Hemiboea subacaulis var. jiangxiensis ‘Jiangxi Bells’ is looking great in the garden over the last month. This gem is an amazing new, hardy gesneriad from a joint collection by Scott McMahon (Atlanta Botanic Garden), and Mark Weathington (JCRA). Discovered in Jinggangshan, China, this seems to be a new species to cultivation. The 1′ wide, fuzzy-leaf rosettes, spread via stolons to form a lovely deciduous groundcover. Starting for us in mid-September, the rosettes are each topped with a cluster of tubular pink flowers. Light shade, and slightly moist soil make the best show. Fingers crossed, this should show up in the next Plant Delights catalog. Hardiness is Zone 7b-10.

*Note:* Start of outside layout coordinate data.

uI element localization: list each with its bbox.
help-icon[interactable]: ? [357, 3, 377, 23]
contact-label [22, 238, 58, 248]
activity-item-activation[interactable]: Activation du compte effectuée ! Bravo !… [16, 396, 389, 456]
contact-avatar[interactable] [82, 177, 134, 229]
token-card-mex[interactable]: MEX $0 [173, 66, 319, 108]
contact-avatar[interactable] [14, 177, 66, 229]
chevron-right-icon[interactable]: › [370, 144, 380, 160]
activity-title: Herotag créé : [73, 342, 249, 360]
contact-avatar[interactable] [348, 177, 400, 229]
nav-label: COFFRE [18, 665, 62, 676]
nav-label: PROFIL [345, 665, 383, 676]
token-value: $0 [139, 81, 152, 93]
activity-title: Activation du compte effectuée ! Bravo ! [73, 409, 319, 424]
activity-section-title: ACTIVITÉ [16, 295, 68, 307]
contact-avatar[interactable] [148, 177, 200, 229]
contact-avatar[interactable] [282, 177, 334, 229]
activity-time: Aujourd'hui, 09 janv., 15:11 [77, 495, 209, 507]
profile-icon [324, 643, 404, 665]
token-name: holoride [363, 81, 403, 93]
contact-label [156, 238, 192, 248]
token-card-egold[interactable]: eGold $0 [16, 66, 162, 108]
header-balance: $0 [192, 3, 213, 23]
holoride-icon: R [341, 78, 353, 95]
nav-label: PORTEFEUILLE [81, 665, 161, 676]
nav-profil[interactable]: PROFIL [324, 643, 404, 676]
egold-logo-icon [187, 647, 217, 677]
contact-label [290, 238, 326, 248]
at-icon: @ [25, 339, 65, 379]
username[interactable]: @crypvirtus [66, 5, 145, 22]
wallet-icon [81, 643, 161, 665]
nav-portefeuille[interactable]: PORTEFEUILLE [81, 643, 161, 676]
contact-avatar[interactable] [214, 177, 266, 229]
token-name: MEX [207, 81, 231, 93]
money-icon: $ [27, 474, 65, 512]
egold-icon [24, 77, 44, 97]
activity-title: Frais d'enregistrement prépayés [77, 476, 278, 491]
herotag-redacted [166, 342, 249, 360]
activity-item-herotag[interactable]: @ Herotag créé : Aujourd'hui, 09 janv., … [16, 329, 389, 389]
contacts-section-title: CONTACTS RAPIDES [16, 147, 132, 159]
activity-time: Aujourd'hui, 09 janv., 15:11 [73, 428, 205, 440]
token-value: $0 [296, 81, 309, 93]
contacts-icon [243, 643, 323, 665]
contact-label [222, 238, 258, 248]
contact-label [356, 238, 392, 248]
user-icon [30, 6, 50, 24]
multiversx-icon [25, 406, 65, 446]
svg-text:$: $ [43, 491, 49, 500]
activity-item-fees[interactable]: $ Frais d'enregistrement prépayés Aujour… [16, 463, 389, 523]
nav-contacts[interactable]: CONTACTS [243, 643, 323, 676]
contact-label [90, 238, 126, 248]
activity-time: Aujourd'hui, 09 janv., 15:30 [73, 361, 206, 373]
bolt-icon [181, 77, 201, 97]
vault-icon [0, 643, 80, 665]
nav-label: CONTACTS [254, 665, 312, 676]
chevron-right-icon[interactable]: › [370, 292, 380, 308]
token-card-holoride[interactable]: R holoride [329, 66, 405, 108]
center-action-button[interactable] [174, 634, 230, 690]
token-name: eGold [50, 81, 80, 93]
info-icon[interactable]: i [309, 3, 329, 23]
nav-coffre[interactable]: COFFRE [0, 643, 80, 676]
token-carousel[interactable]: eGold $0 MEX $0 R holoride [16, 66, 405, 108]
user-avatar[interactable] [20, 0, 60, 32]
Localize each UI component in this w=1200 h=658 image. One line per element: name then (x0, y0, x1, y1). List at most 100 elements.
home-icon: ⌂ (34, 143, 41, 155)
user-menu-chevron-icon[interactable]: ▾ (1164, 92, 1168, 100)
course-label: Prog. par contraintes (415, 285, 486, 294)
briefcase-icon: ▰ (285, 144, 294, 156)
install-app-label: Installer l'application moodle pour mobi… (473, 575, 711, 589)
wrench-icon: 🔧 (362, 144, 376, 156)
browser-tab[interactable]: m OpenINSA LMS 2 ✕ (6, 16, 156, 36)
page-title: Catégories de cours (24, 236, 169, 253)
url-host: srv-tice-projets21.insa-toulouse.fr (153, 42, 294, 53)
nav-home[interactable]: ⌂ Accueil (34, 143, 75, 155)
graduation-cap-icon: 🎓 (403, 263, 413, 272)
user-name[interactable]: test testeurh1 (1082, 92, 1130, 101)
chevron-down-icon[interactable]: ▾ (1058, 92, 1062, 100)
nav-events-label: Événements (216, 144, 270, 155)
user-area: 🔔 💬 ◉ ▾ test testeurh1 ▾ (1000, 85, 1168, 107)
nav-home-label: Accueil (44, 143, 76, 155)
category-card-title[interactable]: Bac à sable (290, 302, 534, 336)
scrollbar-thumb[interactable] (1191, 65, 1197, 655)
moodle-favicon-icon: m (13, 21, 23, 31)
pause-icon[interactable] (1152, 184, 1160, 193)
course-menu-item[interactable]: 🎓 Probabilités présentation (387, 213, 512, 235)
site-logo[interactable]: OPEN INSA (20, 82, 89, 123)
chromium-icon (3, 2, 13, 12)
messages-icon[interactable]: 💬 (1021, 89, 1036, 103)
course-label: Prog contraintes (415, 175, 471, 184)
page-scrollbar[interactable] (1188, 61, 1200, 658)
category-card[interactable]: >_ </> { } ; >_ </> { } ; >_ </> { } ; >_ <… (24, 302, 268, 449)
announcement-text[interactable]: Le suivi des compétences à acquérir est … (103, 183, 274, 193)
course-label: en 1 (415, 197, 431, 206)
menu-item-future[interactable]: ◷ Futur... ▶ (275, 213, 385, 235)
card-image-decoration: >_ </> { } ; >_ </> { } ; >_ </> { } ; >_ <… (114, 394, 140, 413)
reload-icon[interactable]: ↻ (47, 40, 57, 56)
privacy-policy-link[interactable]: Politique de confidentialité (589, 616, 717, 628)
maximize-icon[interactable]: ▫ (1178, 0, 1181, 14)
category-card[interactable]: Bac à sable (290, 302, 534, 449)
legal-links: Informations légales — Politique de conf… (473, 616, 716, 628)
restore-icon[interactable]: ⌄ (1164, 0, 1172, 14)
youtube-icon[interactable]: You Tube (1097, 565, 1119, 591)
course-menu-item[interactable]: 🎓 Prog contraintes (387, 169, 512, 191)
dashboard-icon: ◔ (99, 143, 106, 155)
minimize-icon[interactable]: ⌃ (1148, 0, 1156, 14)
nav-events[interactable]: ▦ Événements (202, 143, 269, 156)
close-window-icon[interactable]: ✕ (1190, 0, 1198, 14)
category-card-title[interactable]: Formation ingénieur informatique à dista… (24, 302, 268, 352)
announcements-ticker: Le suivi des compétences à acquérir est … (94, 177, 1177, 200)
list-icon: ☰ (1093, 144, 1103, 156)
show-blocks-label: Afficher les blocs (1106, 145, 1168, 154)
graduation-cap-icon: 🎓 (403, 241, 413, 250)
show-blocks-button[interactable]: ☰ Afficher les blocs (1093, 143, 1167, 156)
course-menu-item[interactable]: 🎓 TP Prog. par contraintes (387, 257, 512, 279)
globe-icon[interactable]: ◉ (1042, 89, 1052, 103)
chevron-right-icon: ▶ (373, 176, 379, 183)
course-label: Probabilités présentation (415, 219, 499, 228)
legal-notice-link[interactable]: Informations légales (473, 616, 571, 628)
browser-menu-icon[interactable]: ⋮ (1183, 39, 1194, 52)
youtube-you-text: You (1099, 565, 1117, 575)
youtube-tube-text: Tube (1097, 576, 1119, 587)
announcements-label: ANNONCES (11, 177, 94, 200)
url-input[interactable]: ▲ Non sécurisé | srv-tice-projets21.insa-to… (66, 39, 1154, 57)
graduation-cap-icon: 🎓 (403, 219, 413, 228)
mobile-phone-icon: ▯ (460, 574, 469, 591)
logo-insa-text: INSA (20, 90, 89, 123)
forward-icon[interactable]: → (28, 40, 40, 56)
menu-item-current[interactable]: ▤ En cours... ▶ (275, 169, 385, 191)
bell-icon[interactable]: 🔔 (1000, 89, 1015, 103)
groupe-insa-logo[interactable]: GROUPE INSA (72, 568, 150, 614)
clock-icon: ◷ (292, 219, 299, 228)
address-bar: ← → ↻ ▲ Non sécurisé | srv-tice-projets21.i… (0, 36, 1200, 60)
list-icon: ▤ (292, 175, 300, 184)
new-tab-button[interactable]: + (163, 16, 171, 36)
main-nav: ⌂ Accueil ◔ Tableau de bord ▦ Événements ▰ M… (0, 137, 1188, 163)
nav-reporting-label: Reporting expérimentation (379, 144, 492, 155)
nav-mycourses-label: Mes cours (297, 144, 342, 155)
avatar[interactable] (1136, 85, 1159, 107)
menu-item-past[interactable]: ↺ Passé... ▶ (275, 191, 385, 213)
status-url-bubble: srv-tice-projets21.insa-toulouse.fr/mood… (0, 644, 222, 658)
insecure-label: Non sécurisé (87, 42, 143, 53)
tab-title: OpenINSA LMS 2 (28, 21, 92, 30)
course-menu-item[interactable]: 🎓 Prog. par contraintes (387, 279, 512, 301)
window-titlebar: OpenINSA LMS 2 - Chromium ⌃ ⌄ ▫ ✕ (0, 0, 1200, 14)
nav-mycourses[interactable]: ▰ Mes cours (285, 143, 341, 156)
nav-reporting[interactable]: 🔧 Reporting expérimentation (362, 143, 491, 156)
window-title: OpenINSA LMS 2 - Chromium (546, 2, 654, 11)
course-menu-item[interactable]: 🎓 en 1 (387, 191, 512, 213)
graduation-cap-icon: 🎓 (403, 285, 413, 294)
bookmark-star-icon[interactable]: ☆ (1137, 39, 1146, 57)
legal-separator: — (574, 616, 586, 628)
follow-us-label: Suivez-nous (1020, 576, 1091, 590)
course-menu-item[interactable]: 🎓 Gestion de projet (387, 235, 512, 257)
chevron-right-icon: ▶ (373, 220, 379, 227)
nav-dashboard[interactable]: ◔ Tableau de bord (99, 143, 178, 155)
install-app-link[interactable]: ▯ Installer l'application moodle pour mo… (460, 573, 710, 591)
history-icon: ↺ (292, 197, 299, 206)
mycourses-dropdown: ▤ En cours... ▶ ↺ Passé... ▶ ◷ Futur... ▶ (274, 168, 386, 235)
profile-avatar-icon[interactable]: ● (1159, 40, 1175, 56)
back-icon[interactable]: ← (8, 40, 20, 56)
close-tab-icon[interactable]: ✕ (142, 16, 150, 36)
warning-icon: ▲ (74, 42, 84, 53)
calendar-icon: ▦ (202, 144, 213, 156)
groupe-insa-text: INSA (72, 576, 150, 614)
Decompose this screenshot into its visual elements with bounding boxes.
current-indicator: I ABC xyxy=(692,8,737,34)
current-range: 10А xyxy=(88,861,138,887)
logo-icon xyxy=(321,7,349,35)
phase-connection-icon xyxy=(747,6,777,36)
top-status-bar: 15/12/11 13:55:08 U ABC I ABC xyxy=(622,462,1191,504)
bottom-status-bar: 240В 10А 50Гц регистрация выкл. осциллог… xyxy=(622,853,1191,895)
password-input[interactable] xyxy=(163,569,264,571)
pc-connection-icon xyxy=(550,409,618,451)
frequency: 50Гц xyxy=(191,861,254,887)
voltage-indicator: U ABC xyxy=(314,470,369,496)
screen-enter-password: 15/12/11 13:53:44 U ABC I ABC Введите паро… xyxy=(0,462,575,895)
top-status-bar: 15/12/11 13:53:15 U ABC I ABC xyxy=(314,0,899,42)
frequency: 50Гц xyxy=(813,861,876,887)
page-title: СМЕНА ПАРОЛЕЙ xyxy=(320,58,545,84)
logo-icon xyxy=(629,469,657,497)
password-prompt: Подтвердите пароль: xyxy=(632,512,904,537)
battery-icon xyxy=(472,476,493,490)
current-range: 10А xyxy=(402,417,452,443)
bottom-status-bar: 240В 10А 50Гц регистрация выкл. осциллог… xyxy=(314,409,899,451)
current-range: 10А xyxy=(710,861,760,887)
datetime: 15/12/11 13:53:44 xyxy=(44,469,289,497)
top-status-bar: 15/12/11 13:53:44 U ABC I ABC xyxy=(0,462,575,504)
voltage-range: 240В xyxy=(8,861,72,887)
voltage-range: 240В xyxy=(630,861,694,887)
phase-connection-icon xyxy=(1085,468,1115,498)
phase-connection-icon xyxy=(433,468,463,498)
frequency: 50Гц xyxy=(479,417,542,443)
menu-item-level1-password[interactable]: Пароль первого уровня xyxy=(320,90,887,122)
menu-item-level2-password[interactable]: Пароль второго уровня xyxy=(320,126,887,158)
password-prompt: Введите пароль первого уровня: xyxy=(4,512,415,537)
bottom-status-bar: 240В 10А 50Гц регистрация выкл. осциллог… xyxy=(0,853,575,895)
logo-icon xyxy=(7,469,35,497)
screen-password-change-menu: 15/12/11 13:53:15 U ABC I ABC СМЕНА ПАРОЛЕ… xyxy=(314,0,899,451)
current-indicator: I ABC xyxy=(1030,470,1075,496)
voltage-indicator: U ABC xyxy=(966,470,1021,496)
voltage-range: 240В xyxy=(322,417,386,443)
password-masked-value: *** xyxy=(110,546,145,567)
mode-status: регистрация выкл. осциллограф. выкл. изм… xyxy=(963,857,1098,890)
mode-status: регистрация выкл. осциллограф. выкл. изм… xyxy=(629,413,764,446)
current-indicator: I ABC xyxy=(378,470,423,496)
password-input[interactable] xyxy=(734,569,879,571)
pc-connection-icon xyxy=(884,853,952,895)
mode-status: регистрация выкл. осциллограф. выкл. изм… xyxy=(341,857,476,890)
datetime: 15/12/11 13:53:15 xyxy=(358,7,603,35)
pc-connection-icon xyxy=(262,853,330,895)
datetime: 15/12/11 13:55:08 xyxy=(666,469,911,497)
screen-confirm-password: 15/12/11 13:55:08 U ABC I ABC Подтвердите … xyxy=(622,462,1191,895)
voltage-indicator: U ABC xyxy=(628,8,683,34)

To most folks, especially car collectors and gearheads, Hemi’s refer to hemispherical combustion engines, but to those of us hortheads, Hemi’s refer to a group of gesneriads (African violet relatives) in the genus Hemiboea. We started growing the fall-flowering hemiboeas in the early 1990s, thanks to Atlanta gardeners, Ozzie Johnson and Don Jacobs, both of which were horticulturally way ahead of their time.
Our hemiboea collections are now up to six species that have survived in or climate, including two new gems that are flowering now. Hemiboea subacaulis var. jiangxiensis came from a joint JC Raulston Arboretum/Atlanta Botanical Garden Chinese expedition.
Hemiboea strigosa is a gem we picked up on a UK nursery trip in 2020 that’s also performed very well here at JLBG. All hemiboeas prefer light shade and average to moist soils. Winter hardiness is still to be determines, although some members of the genus have thrived as far north as Zone 6.